卫绾的呼吸骤然停止。
那笑容转瞬即逝,快得像是殿外掠过的寒风在窗纸上投下的瞬息阴影,却带着一种洞穿肺腑的冰寒。那不是少年人恶作剧得逞的狡黠,也不是困惑于天象的茫然,那是一种……了然。一种近乎残忍的、居高临下的审视。
“太傅,您看到了什么?”
声音依旧清朗,甚至带着一丝恰到好处的、属于年轻王子的好奇。
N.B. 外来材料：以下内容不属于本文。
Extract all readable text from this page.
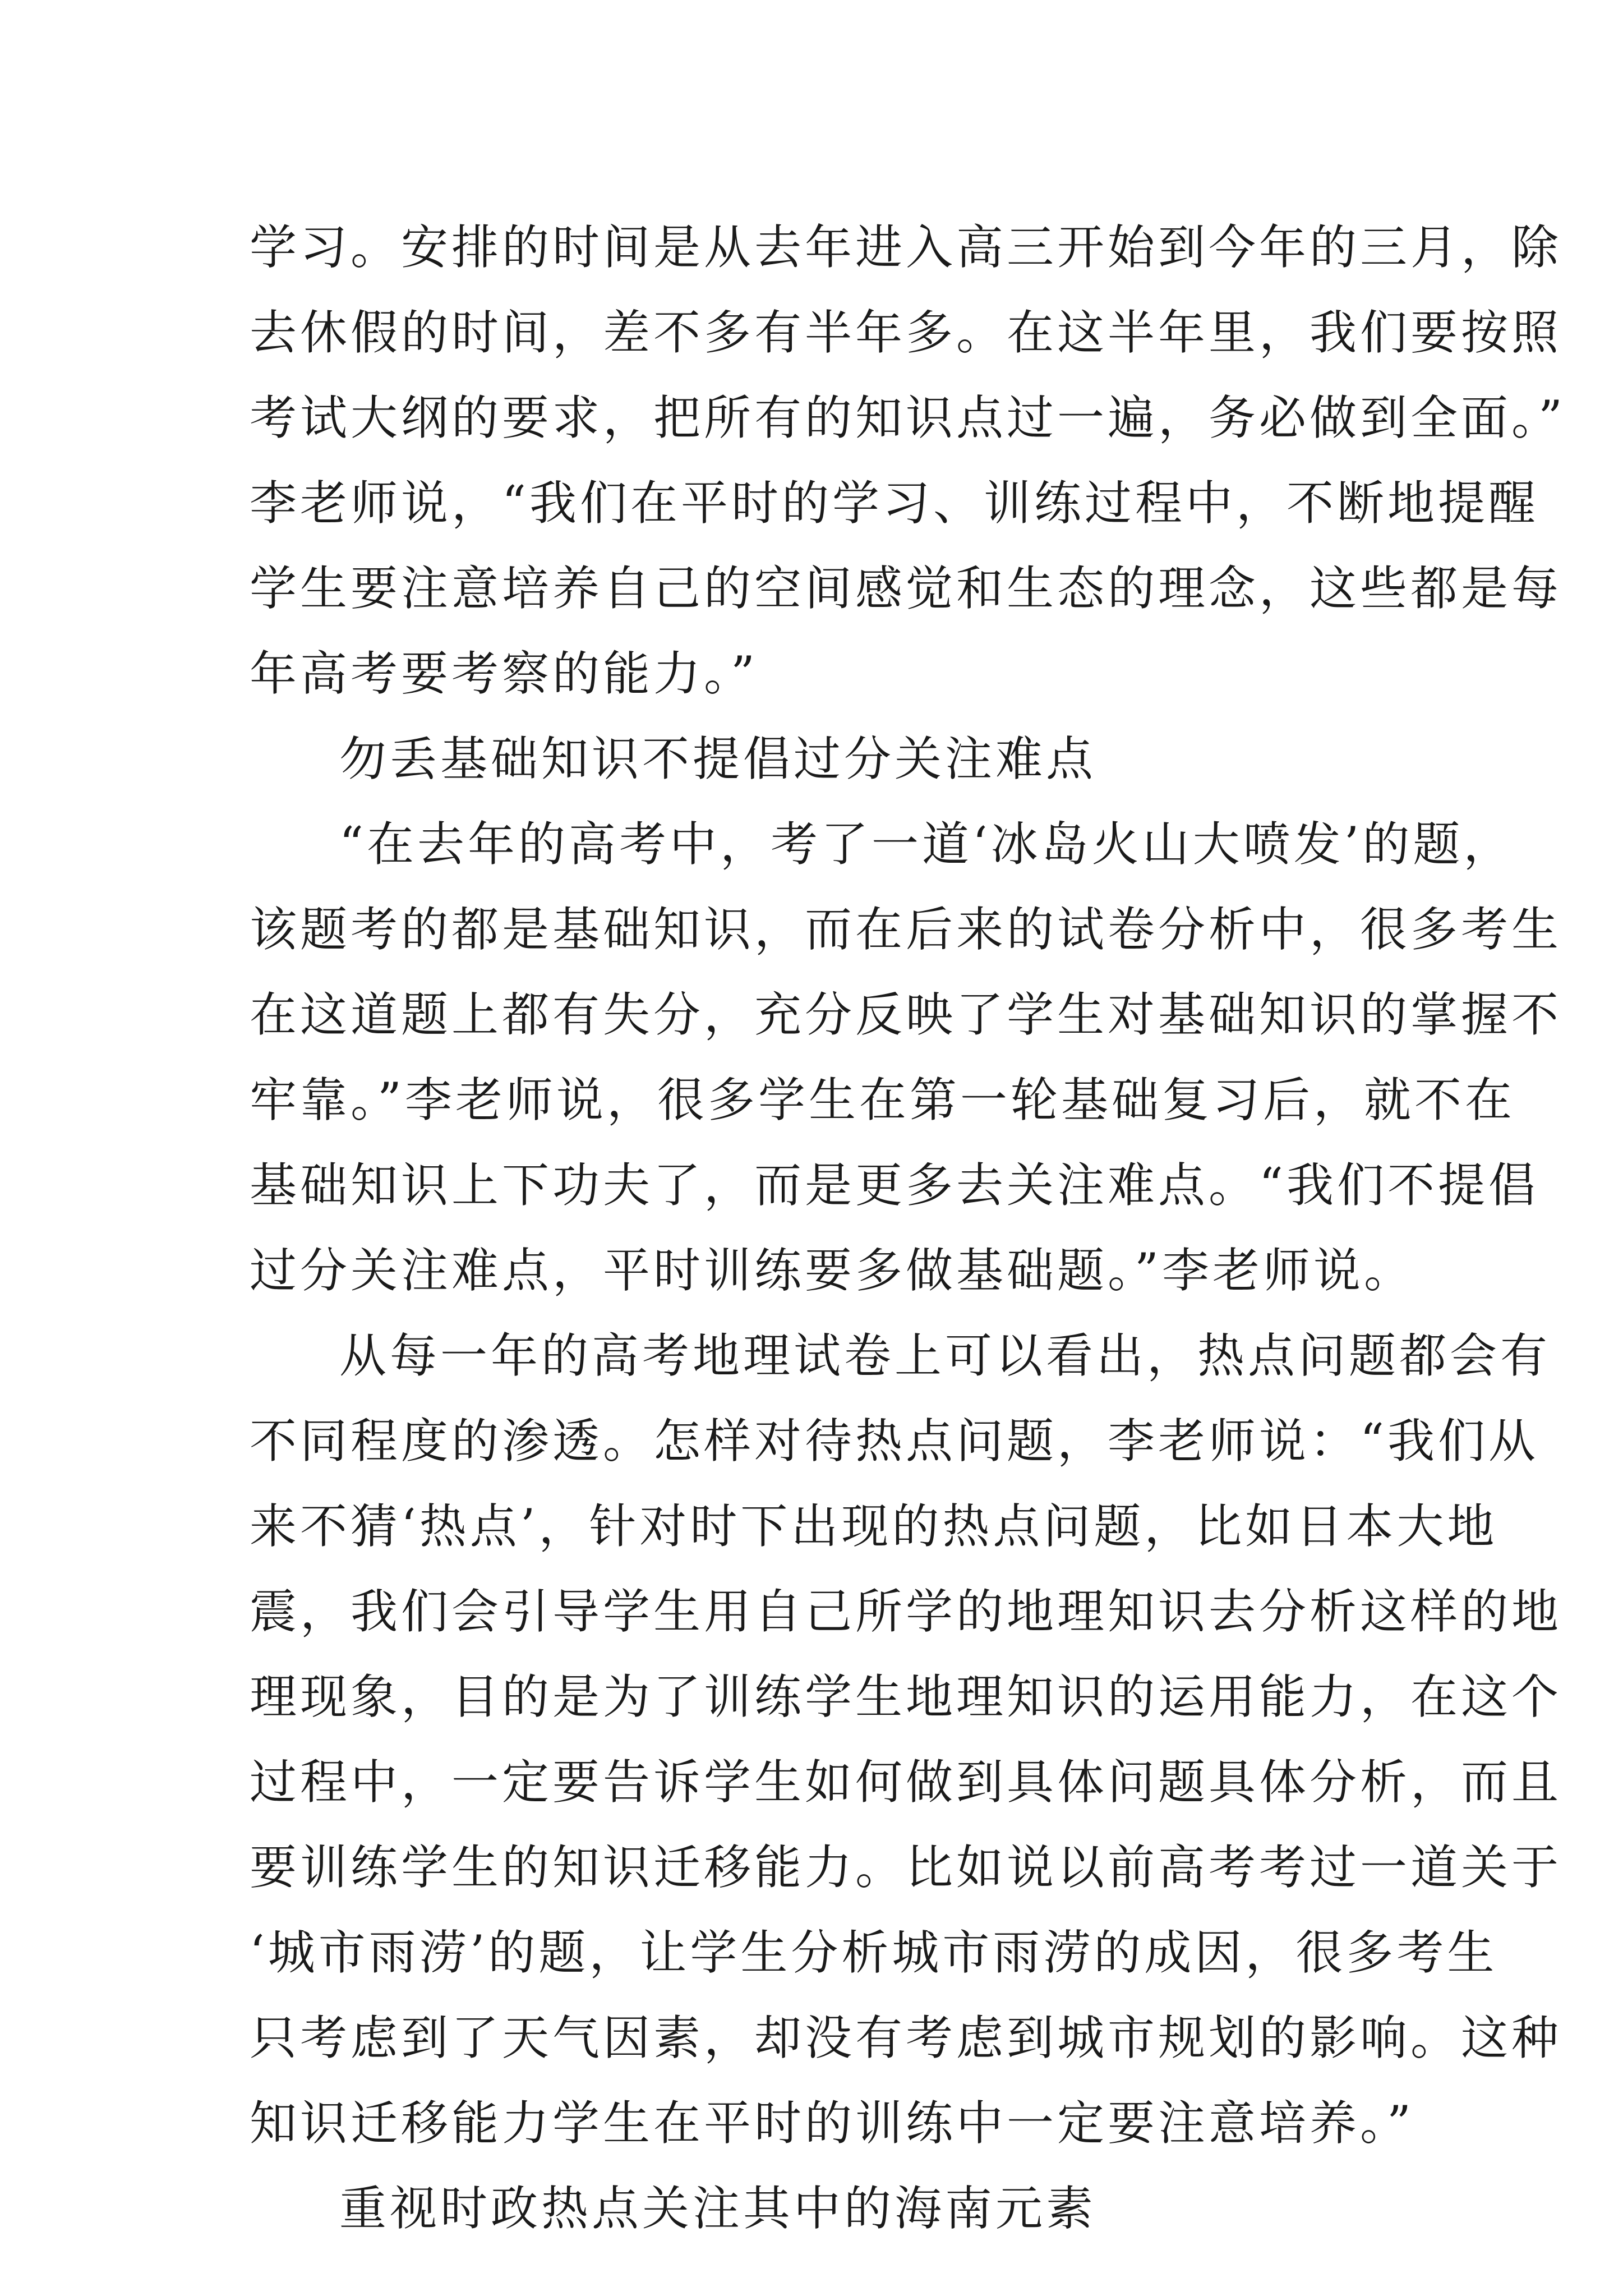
学习。安排的时间是从去年进入高三开始到今年的三月，除
去休假的时间，差不多有半年多。在这半年里，我们要按照
考试大纲的要求，把所有的知识点过一遍，务必做到全面。”
李老师说，“我们在平时的学习、训练过程中，不断地提醒
学生要注意培养自己的空间感觉和生态的理念，这些都是每
年高考要考察的能力。”
勿丢基础知识不提倡过分关注难点
“在去年的高考中，考了一道‘冰岛火山大喷发’的题，
该题考的都是基础知识，而在后来的试卷分析中，很多考生
在这道题上都有失分，充分反映了学生对基础知识的掌握不
牢靠。”李老师说，很多学生在第一轮基础复习后，就不在
基础知识上下功夫了，而是更多去关注难点。“我们不提倡
过分关注难点，平时训练要多做基础题。”李老师说。
从每一年的高考地理试卷上可以看出，热点问题都会有
不同程度的渗透。怎样对待热点问题，李老师说：“我们从
来不猜‘热点’，针对时下出现的热点问题，比如日本大地
震，我们会引导学生用自己所学的地理知识去分析这样的地
理现象，目的是为了训练学生地理知识的运用能力，在这个
过程中，一定要告诉学生如何做到具体问题具体分析，而且
要训练学生的知识迁移能力。比如说以前高考考过一道关于
‘城市雨涝’的题，让学生分析城市雨涝的成因，很多考生
只考虑到了天气因素，却没有考虑到城市规划的影响。这种
知识迁移能力学生在平时的训练中一定要注意培养。”
重视时政热点关注其中的海南元素
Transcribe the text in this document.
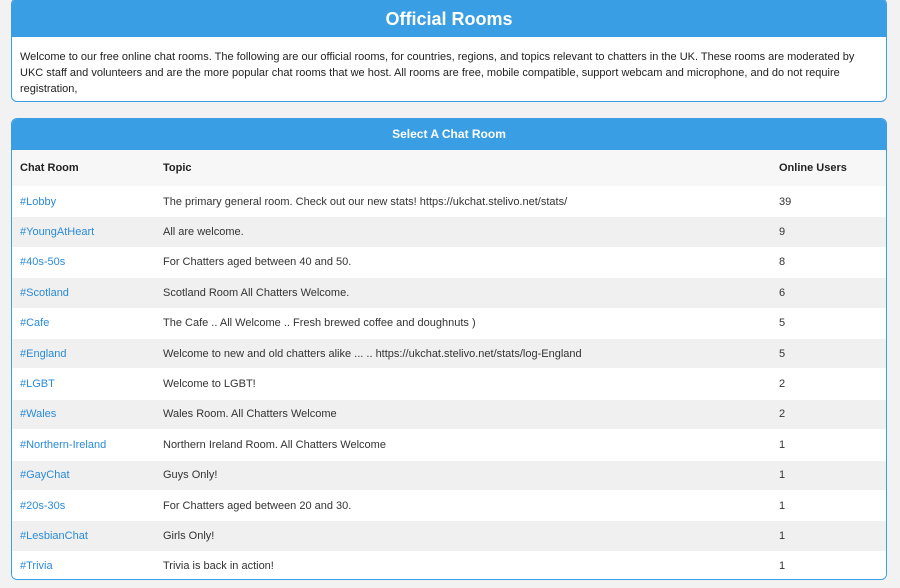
Official Rooms
Welcome to our free online chat rooms. The following are our official rooms, for countries, regions, and topics relevant to chatters in the UK. These rooms are moderated by UKC staff and volunteers and are the more popular chat rooms that we host. All rooms are free, mobile compatible, support webcam and microphone, and do not require registration,
Select A Chat Room
Chat Room	Topic	Online Users
#Lobby	The primary general room. Check out our new stats! https://ukchat.stelivo.net/stats/	39
#YoungAtHeart	All are welcome.	9
#40s-50s	For Chatters aged between 40 and 50.	8
#Scotland	Scotland Room All Chatters Welcome.	6
#Cafe	The Cafe .. All Welcome .. Fresh brewed coffee and doughnuts )	5
#England	Welcome to new and old chatters alike ... .. https://ukchat.stelivo.net/stats/log-England	5
#LGBT	Welcome to LGBT!	2
#Wales	Wales Room. All Chatters Welcome	2
#Northern-Ireland	Northern Ireland Room. All Chatters Welcome	1
#GayChat	Guys Only!	1
#20s-30s	For Chatters aged between 20 and 30.	1
#LesbianChat	Girls Only!	1
#Trivia	Trivia is back in action!	1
但落入卫绾耳中,却比殿外呼啸的北风更冷。他看到了什么?他看到了煌煌盛世,看到了孤绝惨死,看到了“汉武”二字背后那令人不寒而栗的暗示,还看到了眼前这位少年亲王,那深不见底的眼神。
破碎的玉爵碎片硌在掌心,刺疼让他猛地回过神。他张了张嘴,喉咙干涩得发不出声音,只能勉强挤出几个气音:“老臣……老臣……”
“妖言惑众!”
一声雷霆般的怒喝炸响,打破了这诡异而危险的寂静。是天子刘启。
他脸色铁青,胸膛剧烈起伏,方才被天象震慑住的帝王威仪,此刻被一种更强烈的、被冒犯被质疑的暴怒所取代。他不再看那天幕,仿佛那是什么污秽不堪的东西,目光如鹰隼般死死锁定了瘫软在地、面无人色的太子刘荣。
“刘荣!”刘启的声音因愤怒而微微颤抖,“你……你竟敢行此巫蛊厌胜之术,弄出这等装神弄鬼的玩意儿,妄图动摇国本,欺瞒于朕,欺瞒天下人吗?!”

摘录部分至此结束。